In a poly relationship, you’ll need to make sure that you’re on the same page with your partners and ensure that everyone understands what is going on. That doesn’t mean they need to know all the sordid details of your life. However, being open and honest with them about your other relationships and following the rules and boundaries set between you and your partner(s) is essential.
Those outside of polyamory see it as a glorified way of cheating if they’re not familiar with how things work. If you’re in a poly relationship, you know that’s not the case and that working together with your partner(s) on other relationships is vital to keep things healthy in all aspects, with everyone involved.
If everyone in the relationship has mutual respect for one another, open communication, and honesty about their relationships, this isn’t considered cheating, but instead is considered sharing happiness and love. In a healthy poly relationship, consent is given by all parties so that they can pursue other relationships without judgment as they’re all on the same wavelength.

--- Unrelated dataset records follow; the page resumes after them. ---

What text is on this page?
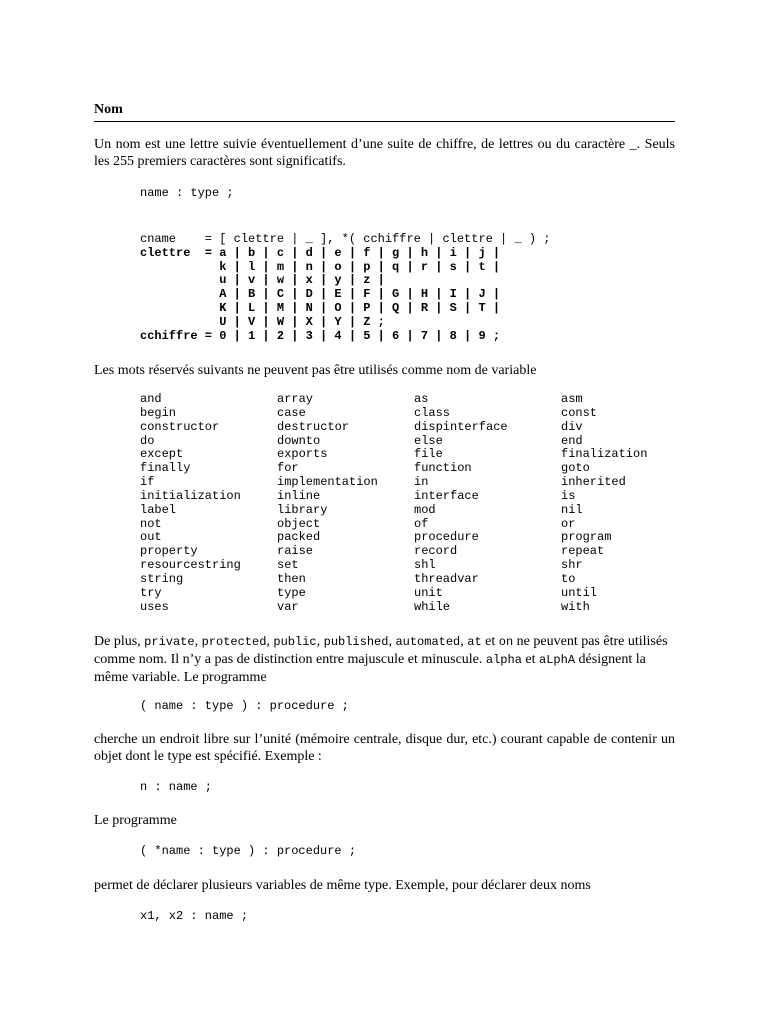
Nom

Un nom est une lettre suivie éventuellement d’une suite de chiffre, de lettres ou du caractère _. Seuls les 255 premiers caractères sont significatifs.

name : type ;
cname    = [ clettre | _ ], *( cchiffre | clettre | _ ) ;
clettre  = a | b | c | d | e | f | g | h | i | j |
k | l | m | n | o | p | q | r | s | t |
u | v | w | x | y | z |
A | B | C | D | E | F | G | H | I | J |
K | L | M | N | O | P | Q | R | S | T |
U | V | W | X | Y | Z ;
cchiffre = 0 | 1 | 2 | 3 | 4 | 5 | 6 | 7 | 8 | 9 ;

Les mots réservés suivants ne peuvent pas être utilisés comme nom de variable

and	array	as	asm
begin	case	class	const
constructor	destructor	dispinterface	div
do	downto	else	end
except	exports	file	finalization
finally	for	function	goto
if	implementation	in	inherited
initialization	inline	interface	is
label	library	mod	nil
not	object	of	or
out	packed	procedure	program
property	raise	record	repeat
resourcestring	set	shl	shr
string	then	threadvar	to
try	type	unit	until
uses	var	while	with

De plus, private, protected, public, published, automated, at et on ne peuvent pas être utilisés comme nom. Il n’y a pas de distinction entre majuscule et minuscule. alpha et aLphA désignent la même variable. Le programme

( name : type ) : procedure ;

cherche un endroit libre sur l’unité (mémoire centrale, disque dur, etc.) courant capable de contenir un objet dont le type est spécifié. Exemple :

n : name ;

Le programme

( *name : type ) : procedure ;

permet de déclarer plusieurs variables de même type. Exemple, pour déclarer deux noms

x1, x2 : name ;
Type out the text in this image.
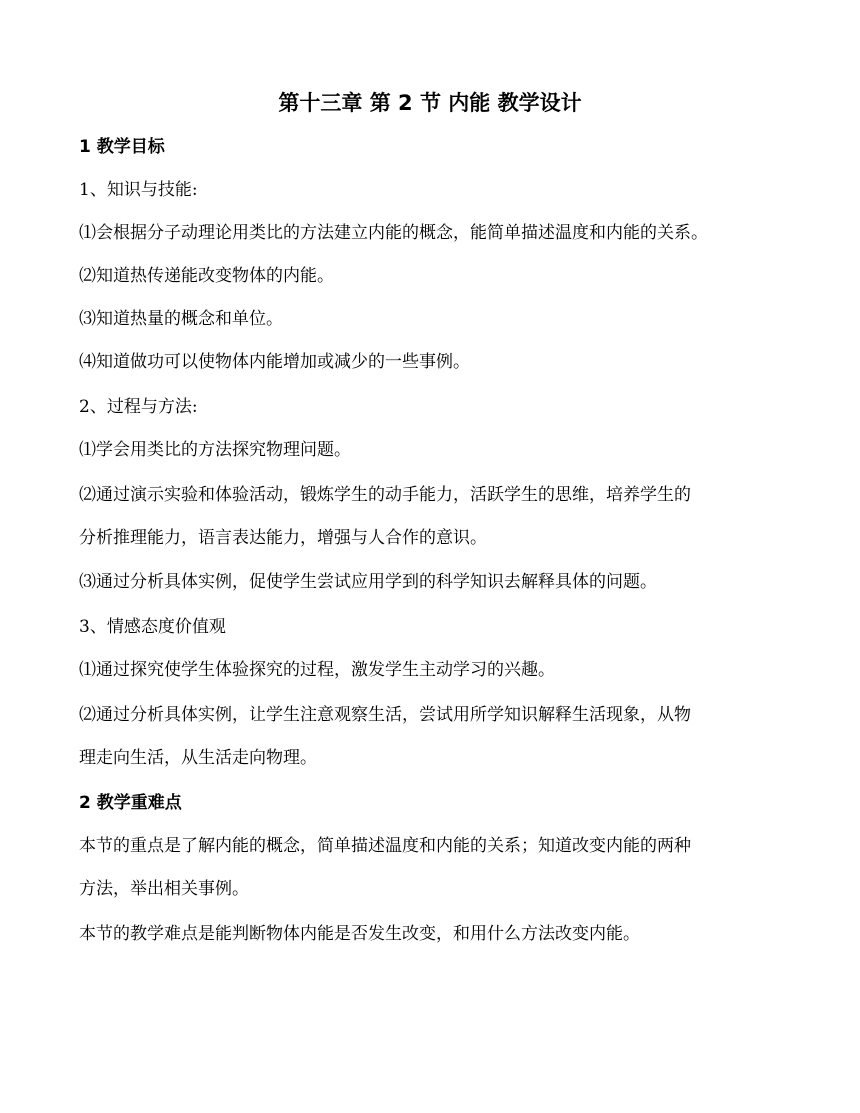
第十三章 第 2 节 内能 教学设计
1 教学目标
1、知识与技能:
⑴会根据分子动理论用类比的方法建立内能的概念，能简单描述温度和内能的关系。
⑵知道热传递能改变物体的内能。
⑶知道热量的概念和单位。
⑷知道做功可以使物体内能增加或减少的一些事例。
2、过程与方法:
⑴学会用类比的方法探究物理问题。
⑵通过演示实验和体验活动，锻炼学生的动手能力，活跃学生的思维，培养学生的
分析推理能力，语言表达能力，增强与人合作的意识。
⑶通过分析具体实例，促使学生尝试应用学到的科学知识去解释具体的问题。
3、情感态度价值观
⑴通过探究使学生体验探究的过程，激发学生主动学习的兴趣。
⑵通过分析具体实例，让学生注意观察生活，尝试用所学知识解释生活现象，从物
理走向生活，从生活走向物理。
2 教学重难点
本节的重点是了解内能的概念，简单描述温度和内能的关系；知道改变内能的两种
方法，举出相关事例。
本节的教学难点是能判断物体内能是否发生改变，和用什么方法改变内能。
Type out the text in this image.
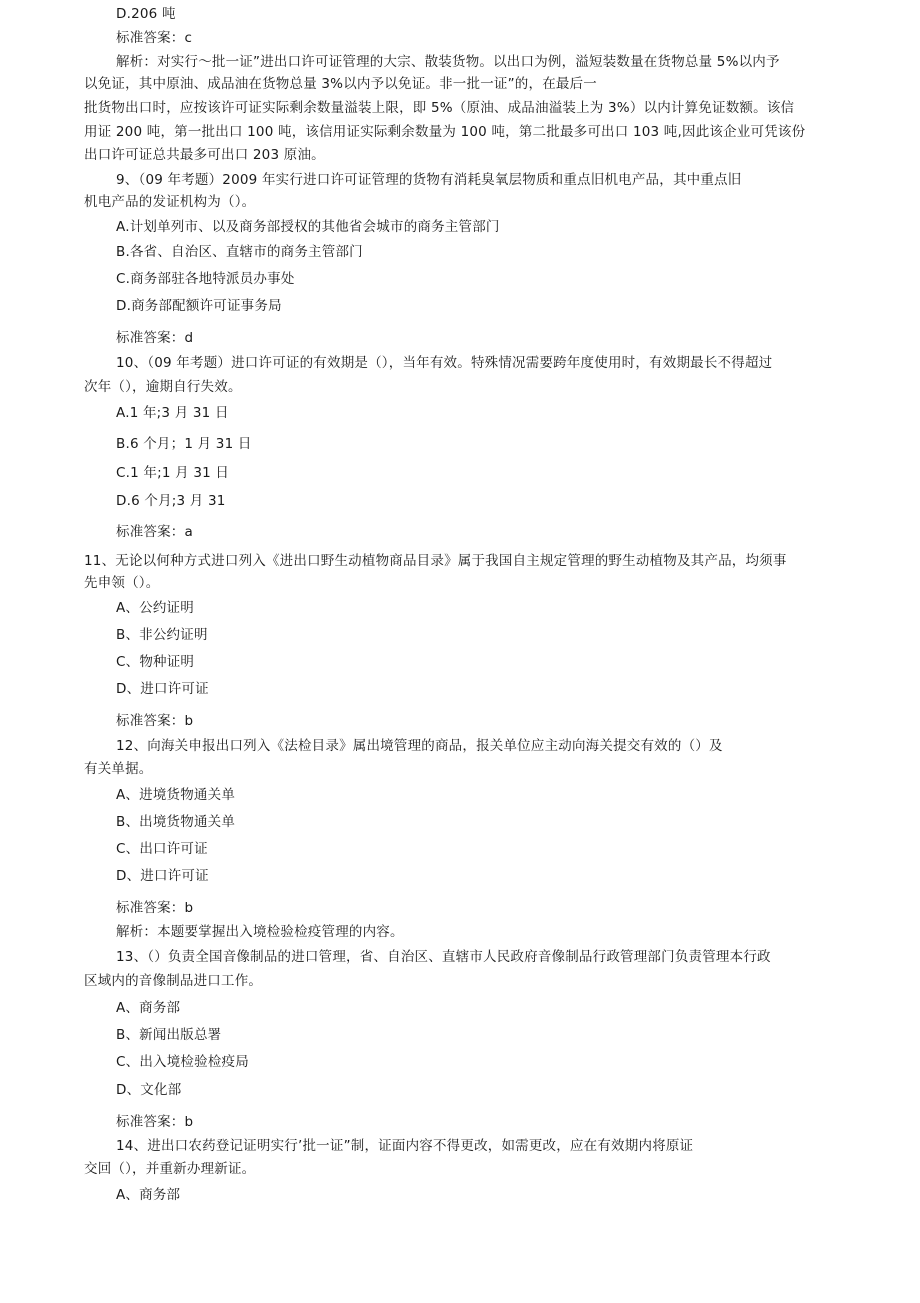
D.206 吨
标准答案：c
解析：对实行～批一证”进出口许可证管理的大宗、散装货物。以出口为例，溢短装数量在货物总量 5%以内予
以免证，其中原油、成品油在货物总量 3%以内予以免证。非一批一证”的，在最后一
批货物出口时，应按该许可证实际剩余数量溢装上限，即 5%（原油、成品油溢装上为 3%）以内计算免证数额。该信
用证 200 吨，第一批出口 100 吨，该信用证实际剩余数量为 100 吨，第二批最多可出口 103 吨,因此该企业可凭该份
出口许可证总共最多可出口 203 原油。
9、（09 年考题）2009 年实行进口许可证管理的货物有消耗臭氧层物质和重点旧机电产品，其中重点旧
机电产品的发证机构为（）。
A.计划单列市、以及商务部授权的其他省会城市的商务主管部门
B.各省、自治区、直辖市的商务主管部门
C.商务部驻各地特派员办事处
D.商务部配额许可证事务局
标准答案：d
10、（09 年考题）进口许可证的有效期是（），当年有效。特殊情况需要跨年度使用时，有效期最长不得超过
次年（），逾期自行失效。
A.1 年;3 月 31 日
B.6 个月；1 月 31 日
C.1 年;1 月 31 日
D.6 个月;3 月 31
标准答案：a
11、无论以何种方式进口列入《进出口野生动植物商品目录》属于我国自主规定管理的野生动植物及其产品，均须事
先申领（）。
A、公约证明
B、非公约证明
C、物种证明
D、进口许可证
标准答案：b
12、向海关申报出口列入《法检目录》属出境管理的商品，报关单位应主动向海关提交有效的（）及
有关单据。
A、进境货物通关单
B、出境货物通关单
C、出口许可证
D、进口许可证
标准答案：b
解析：本题要掌握出入境检验检疫管理的内容。
13、（）负责全国音像制品的进口管理，省、自治区、直辖市人民政府音像制品行政管理部门负责管理本行政
区域内的音像制品进口工作。
A、商务部
B、新闻出版总署
C、出入境检验检疫局
D、文化部
标准答案：b
14、进出口农药登记证明实行’批一证”制，证面内容不得更改，如需更改，应在有效期内将原证
交回（），并重新办理新证。
A、商务部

Ensuring that you’re on that same wavelength is essential to making sure that your relationship continues to thrive and succeed over the long term and may as well be fruitful in other relationships being incorporated into the current one. Dealing with people outside of polyamory is something you can choose to engage with or not engage with. However, know that the subject will come up if you’re open about it, and be prepared to answer questions, face some misconceptions and decide whether you’re up for educating or not.